Economic consensus in distributed networks
Consensus in distributed systems is a much-researched topic in computer science, where massively parallel computing can lead to asynchronicity and disagreements on the state of the system (usually modeled as a state machine or automaton). The macrocoordination model I introduced in that paper is an abstraction of such a consensus convergence process, expressed as a game played by boundedly rational agents. The “boundary” on the rationality assumption is called strategy revision: agents pick a preferred strategy based on their information of the current state of the system, with the understanding that they can costlessly revise it if new information emerges. (I also show how fully rational backwards induction doesn’t lead to superior outcomes.)

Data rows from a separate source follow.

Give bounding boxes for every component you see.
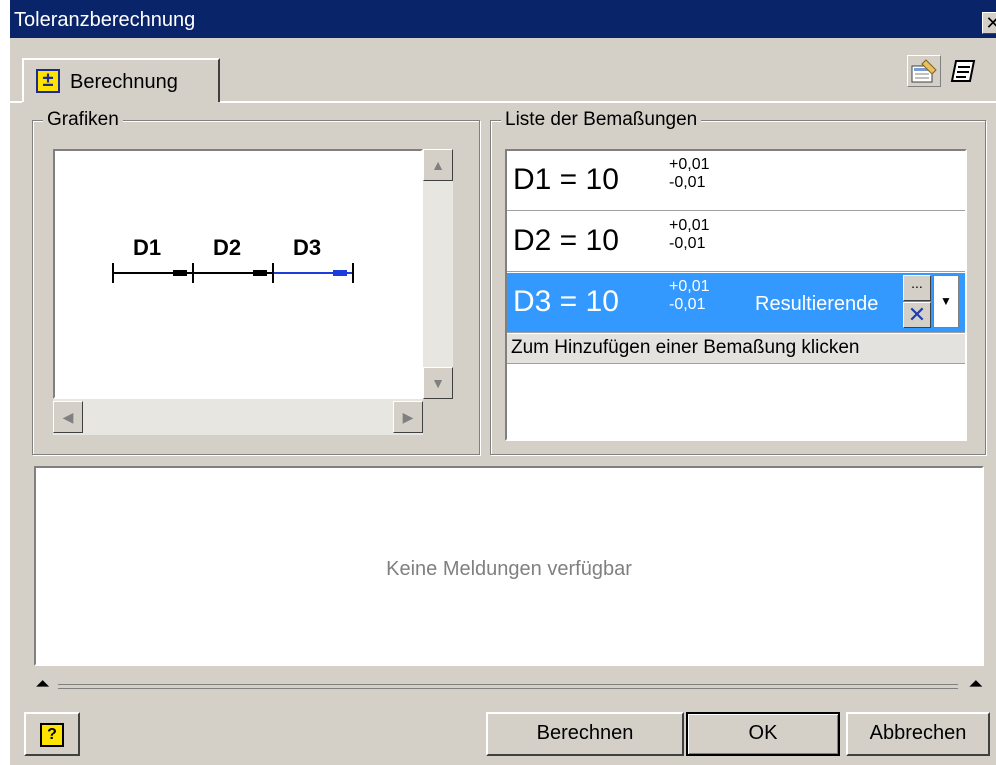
notes-icon[interactable] bbox=[948, 55, 982, 87]
upper-tolerance: +0,01 bbox=[669, 217, 710, 234]
add-dimension-row[interactable]: Zum Hinzufügen einer Bemaßung klicken bbox=[507, 334, 965, 364]
expand-up-icon[interactable]: ⏶ bbox=[969, 676, 982, 694]
upper-tolerance: +0,01 bbox=[669, 278, 710, 295]
graphics-canvas[interactable]: D1 D2 D3 bbox=[53, 149, 423, 399]
more-button[interactable]: ... bbox=[903, 275, 931, 301]
scroll-up-icon[interactable]: ▲ bbox=[423, 149, 453, 181]
dimension-formula: D2 = 10 bbox=[513, 224, 619, 257]
properties-icon[interactable] bbox=[907, 55, 941, 87]
splitter-line bbox=[58, 684, 958, 689]
lower-tolerance: -0,01 bbox=[669, 174, 706, 191]
row-controls: ... ✕ ▼ bbox=[903, 275, 961, 329]
scroll-down-icon[interactable]: ▼ bbox=[423, 367, 453, 399]
tab-divider-left bbox=[10, 101, 22, 103]
notes-icon-graphic bbox=[950, 60, 976, 82]
lower-tolerance: -0,01 bbox=[669, 296, 706, 313]
upper-tolerance: +0,01 bbox=[669, 156, 710, 173]
expand-up-icon[interactable]: ⏶ bbox=[36, 676, 49, 694]
calculate-button[interactable]: Berechnen bbox=[486, 712, 684, 756]
splitter[interactable]: ⏶ ⏶ bbox=[32, 676, 986, 698]
chevron-down-icon[interactable]: ▼ bbox=[933, 275, 959, 328]
tab-divider bbox=[220, 101, 996, 103]
list-item[interactable]: D1 = 10 +0,01 -0,01 bbox=[507, 151, 965, 211]
plus-minus-icon: ± bbox=[36, 69, 60, 93]
list-item[interactable]: D2 = 10 +0,01 -0,01 bbox=[507, 212, 965, 272]
cancel-button[interactable]: Abbrechen bbox=[846, 712, 990, 756]
tab-label: Berechnung bbox=[70, 71, 178, 93]
graphics-group: Grafiken D1 D2 D3 ▲ ▼ ◀ ▶ bbox=[32, 109, 480, 455]
title-bar[interactable]: Toleranzberechnung ✕ bbox=[10, 0, 996, 38]
dialog-window: Toleranzberechnung ✕ ± Berechnung Grafik… bbox=[10, 0, 996, 765]
dimension-list[interactable]: D1 = 10 +0,01 -0,01 D2 = 10 +0,01 -0,01 … bbox=[505, 149, 967, 441]
window-title: Toleranzberechnung bbox=[14, 9, 196, 31]
dimension-list-group-label: Liste der Bemaßungen bbox=[501, 109, 702, 131]
horizontal-scrollbar[interactable]: ◀ ▶ bbox=[53, 399, 423, 435]
scroll-left-icon[interactable]: ◀ bbox=[53, 401, 83, 433]
tab-berechnung[interactable]: ± Berechnung bbox=[22, 58, 220, 102]
dimension-formula: D1 = 10 bbox=[513, 163, 619, 196]
lower-tolerance: -0,01 bbox=[669, 235, 706, 252]
dimension-chain-graphic bbox=[112, 263, 354, 283]
list-item-selected[interactable]: D3 = 10 +0,01 -0,01 Resultierende ... ✕ … bbox=[507, 273, 965, 333]
properties-icon-graphic bbox=[911, 59, 937, 83]
messages-panel: Keine Meldungen verfügbar bbox=[34, 466, 984, 666]
help-button[interactable]: ? bbox=[24, 712, 80, 756]
scroll-right-icon[interactable]: ▶ bbox=[393, 401, 423, 433]
status-label: Resultierende bbox=[755, 293, 879, 315]
delete-icon[interactable]: ✕ bbox=[903, 302, 931, 328]
dimension-formula: D3 = 10 bbox=[513, 285, 619, 318]
no-messages-text: Keine Meldungen verfügbar bbox=[386, 558, 632, 580]
graphics-group-label: Grafiken bbox=[43, 109, 123, 131]
vertical-scrollbar[interactable]: ▲ ▼ bbox=[423, 149, 453, 399]
help-icon: ? bbox=[40, 723, 64, 747]
close-button[interactable]: ✕ bbox=[982, 12, 996, 34]
ok-button[interactable]: OK bbox=[686, 712, 840, 756]
dimension-list-group: Liste der Bemaßungen D1 = 10 +0,01 -0,01… bbox=[490, 109, 986, 455]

To provide a Byzantine general-type scenario, I offered the following interaction in the introduction to my dissertation:
To put the contribution in context, it might be useful to offer a simple fictitious example. Consider a group of teenagers that meet up to decide which of two movies to see. Each teen has some advance knowledge about the possible content and a preference between the two, so absent any influence the group would most likely split into two subgroups and each teenager would watch the movie he or she prefers. But groups of adolescents tend to have complex social relationships, and each group member has preferences over which other member(s) to spend the evening with. At the meet-up the teens express their own preferences, solicit those of others, and re-evaluate their own until a decision is reached and the group will either pick one movie as a whole or split into two subgroups which might or might not be the same as the original, preference-based subgroups.

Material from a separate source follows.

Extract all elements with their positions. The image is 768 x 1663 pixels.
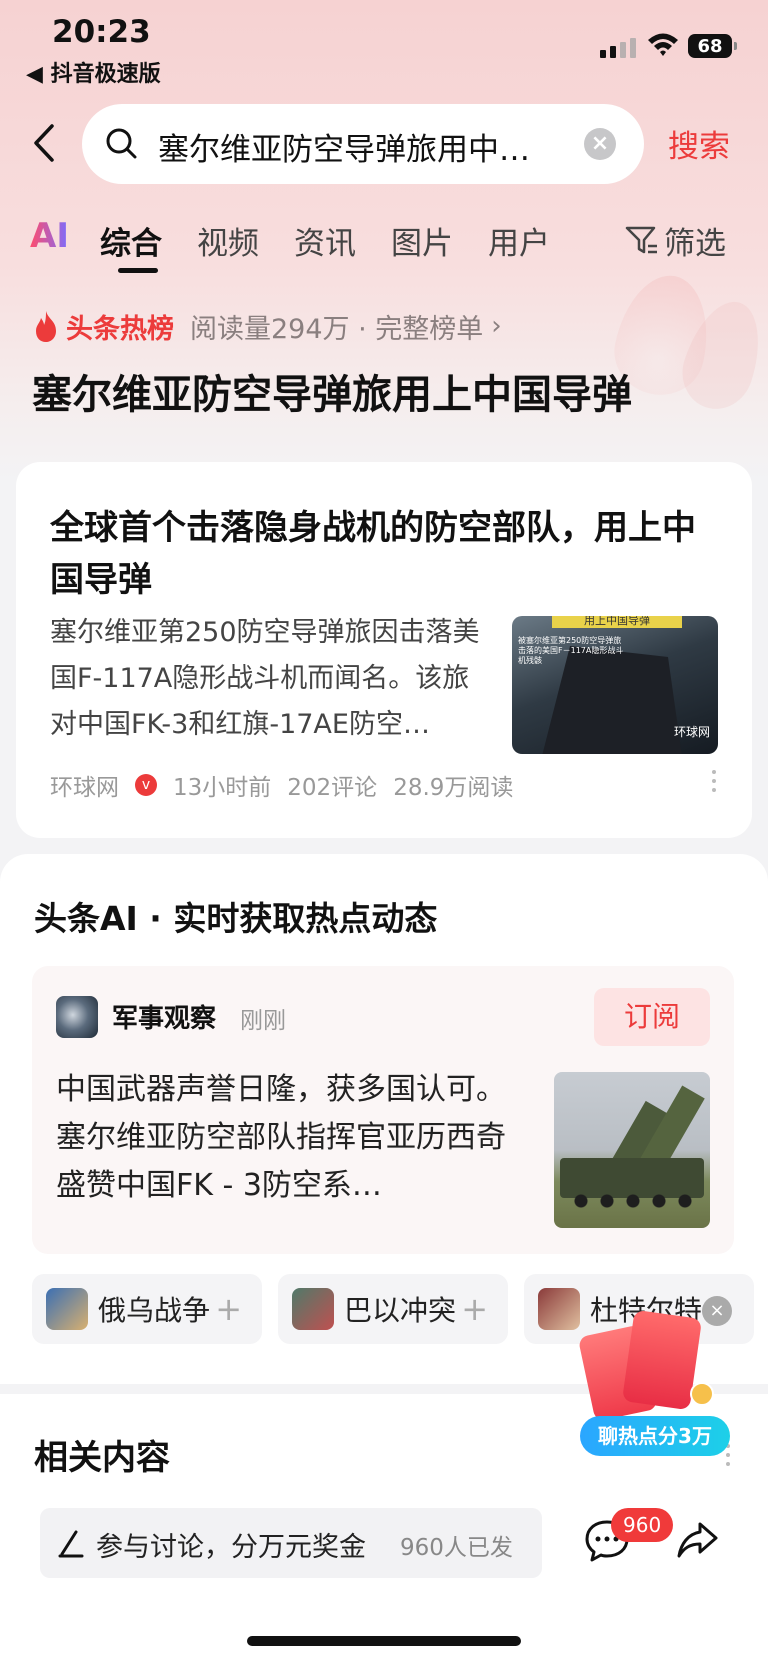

This ubiquitous, reciprocal, heterogeneous network of preferences over others’ actions and the resulting deliberation process is what I call influence in this dissertation.
There is considerable overlap between this model and the consensus models in distributed systems research, and of course there are noteworthy differences. The obvious overlap is that my model is expressed as a Markov random field, or a stochastic automaton with signaling across a network (the “game graph” in the paper is nothing but renamed stochastic automaton, partly because it’s a generalization of a game tree, but also because most economists don’t know what an automaton is). The most notable difference is that I am concerned with preferences rather than attempts to come to a consensus on a “true state”. So in my model, non-consensus outcomes are possible and, under certain circumstances even inevitable or socially preferable. Another key difference is that I expressly rule out strategic signaling, which is something distributed systems designers must never ignore. (My goal was to show how a group intent on coordinating might nevertheless fail to do so,)
But despite these discrepancies, I believe there is a major take-away for experts in distributed systems. The paper is the result of roughly four years of adapting a computational algorithm to economic theory. And if I don’t think it ever came close to representing “mainstream economics” I believe in the end I managed to make myself understood to an economic audience — mostly. The hard part of translating an idea from one discipline to another (and now, back to the original discipline), is not to adapt the model, but to understand the interests and mental models of the intended audience. This is what the bulk of four years’ worth of labor went into.